Saturday, January 14, 2012

"Love and Fear" Part 5

 
     God's chastening administers hurt and loss to His trusting sons and daughters in Christ as needed, and according to His abounding love for us.
 
 
     "Whom the Lord loveth, He chasteneth, and scourgeth every son whom He receiveth" (Hebrews 12:6).
 
 
    The scourge, or whip, of ancient times inflicted pain and removed flesh.  In the hands of civil authorities, the scourge primarily administered punitive measures for the purpose of justice and the reordering of behavior by fear.  Conversely, the loving parent wielded the whip to change behavior, but according to love and fear.  As we have referenced, the child knows deep within that His parents love him when they are willing not only to tenderly caress, but also to painfully chasten.  The scourge effected this disciplinary discomfort and security-fostering assurance of parental love. 
 
 
    The writer of Hebrews declares that God "scourgeth every son whom He receiveth."  This raises the question, How does He scourge, or whip, us?   In what manner does He lovingly administer pain and the loss of flesh since we do not physically see or feel the whip?   
 
 
     The writers of the New Testament did not spend a great deal of time answering this question for us.  However, the Apostle Paul's first letter to the Corinthians does provide some light.
 
 
     "Let a man examine himself, and so let him eat of that bread, and drink of that cup.
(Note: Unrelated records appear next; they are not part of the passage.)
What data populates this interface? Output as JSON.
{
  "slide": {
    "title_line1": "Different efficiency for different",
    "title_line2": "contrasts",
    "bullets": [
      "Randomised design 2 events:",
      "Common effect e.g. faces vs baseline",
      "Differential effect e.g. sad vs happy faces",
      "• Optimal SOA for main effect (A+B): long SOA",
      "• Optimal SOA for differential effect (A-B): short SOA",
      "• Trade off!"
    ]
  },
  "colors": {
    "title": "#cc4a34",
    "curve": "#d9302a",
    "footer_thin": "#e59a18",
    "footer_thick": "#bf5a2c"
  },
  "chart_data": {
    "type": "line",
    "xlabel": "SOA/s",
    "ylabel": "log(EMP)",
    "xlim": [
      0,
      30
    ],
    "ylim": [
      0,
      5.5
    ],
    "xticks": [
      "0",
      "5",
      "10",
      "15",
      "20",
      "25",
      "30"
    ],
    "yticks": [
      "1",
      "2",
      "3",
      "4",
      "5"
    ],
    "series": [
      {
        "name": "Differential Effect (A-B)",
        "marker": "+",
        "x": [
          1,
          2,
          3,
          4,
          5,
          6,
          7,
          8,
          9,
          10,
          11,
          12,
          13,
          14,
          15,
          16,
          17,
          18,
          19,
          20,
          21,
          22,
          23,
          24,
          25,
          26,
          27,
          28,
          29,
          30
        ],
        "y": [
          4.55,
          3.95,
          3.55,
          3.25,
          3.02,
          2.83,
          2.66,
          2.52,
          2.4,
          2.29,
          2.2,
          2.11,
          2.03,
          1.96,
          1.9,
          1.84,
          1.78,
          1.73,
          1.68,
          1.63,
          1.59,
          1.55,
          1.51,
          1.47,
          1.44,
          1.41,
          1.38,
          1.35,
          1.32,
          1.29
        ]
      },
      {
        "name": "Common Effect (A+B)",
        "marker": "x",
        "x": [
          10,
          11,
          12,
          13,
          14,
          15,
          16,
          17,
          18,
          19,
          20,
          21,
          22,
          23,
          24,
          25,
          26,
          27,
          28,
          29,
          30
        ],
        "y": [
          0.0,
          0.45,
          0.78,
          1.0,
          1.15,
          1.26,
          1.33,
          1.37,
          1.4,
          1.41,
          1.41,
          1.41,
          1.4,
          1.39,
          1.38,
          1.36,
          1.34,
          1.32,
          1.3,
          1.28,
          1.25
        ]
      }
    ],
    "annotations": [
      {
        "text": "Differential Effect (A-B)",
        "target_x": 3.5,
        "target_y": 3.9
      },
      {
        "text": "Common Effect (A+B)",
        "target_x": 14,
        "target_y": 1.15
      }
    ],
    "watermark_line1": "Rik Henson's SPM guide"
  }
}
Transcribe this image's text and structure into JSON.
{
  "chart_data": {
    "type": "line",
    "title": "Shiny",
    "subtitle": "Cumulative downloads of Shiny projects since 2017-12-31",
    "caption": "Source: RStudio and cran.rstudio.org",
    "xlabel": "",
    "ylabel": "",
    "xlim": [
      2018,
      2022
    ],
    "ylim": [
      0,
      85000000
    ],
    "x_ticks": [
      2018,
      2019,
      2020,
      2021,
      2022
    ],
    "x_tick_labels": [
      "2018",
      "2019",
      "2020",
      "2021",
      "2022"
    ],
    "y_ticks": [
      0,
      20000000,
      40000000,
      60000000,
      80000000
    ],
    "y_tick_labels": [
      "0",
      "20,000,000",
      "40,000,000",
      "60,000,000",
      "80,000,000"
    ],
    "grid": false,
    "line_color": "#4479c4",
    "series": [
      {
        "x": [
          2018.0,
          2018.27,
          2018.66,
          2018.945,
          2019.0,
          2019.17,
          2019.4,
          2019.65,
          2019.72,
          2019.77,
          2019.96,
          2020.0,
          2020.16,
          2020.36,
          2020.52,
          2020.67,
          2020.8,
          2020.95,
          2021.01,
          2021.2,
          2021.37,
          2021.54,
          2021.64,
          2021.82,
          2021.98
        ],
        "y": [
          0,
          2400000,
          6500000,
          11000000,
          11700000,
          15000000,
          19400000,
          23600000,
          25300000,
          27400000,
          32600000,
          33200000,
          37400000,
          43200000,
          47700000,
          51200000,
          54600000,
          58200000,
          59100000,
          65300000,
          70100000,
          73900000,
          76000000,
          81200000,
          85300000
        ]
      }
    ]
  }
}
For he that eateth and drinketh unworthily, eateth and drinketh damnation to himself, not discerning the Lord's body. For this cause many are weak and sickly among you, and many sleep. For if we would judge ourselves, we should not be judged. But when we are judged, we are chastened of the Lord, that we should not be condemned with the world" (I Corinthians 11:28-32).
 
 
    The Corinthians disrespected the ordinance of the Lord's supper, transforming it from a reverent remembrance of Christ's death into a gluttonous and drunken display of selfishness (I Corinthians 11:20-22).  Paul thus declares that many of the Corinthians had been chastened and scourged with weakness, sickness, and even death.   The Apostle assures that these believers would not be "condemned with the world," but they were whipped with the wayward.  Accordingly, we can know that God's scourging of His beloved children can include weakness, sickness and death.
 
 
    Of course, this does not mean that all of such experience occurs as a result of God's chastening.  Our Heavenly Father determines and allows our physical challenges for a variety of reasons, all devoted to our personal sanctification and capacity to minister to others.  However, the consecrated Christian must consider the possibility that physical ailment may involve the Lord's scourge.  Prayerfully and humbly seeking His light in times of weakness and sickness is therefore the proper response.  "Heavenly Father, if this challenge bears the corrective scourge of Your hand, I trust You to show me, and to administer Your chastening accordingly.  If not, I also trust You to assure my heart, and lead me to continue in faith and obedience."
 
 
    In modern times, we seek the source of weakness, sickness and death solely in terms of the natural.  Certainly the physical order of things, as ordained by God, plays a great role in our experience of bodily challenges.  This is not the entire picture, however, and we do well to acknowledge the spiritual possibility of God's love, His loving chastening, being the reason for some physical liabilities.  Failure to do so ignores and denies the clear teaching of Scripture, and makes less likely the correction our Lord intends to effect when He wields the scourge in our lives.  
 
 
"Ye have forgotten the exhortation which speaketh unto you as unto children, My son, despise not thou the chastening of the Lord, nor faint when thou art rebuked of Him."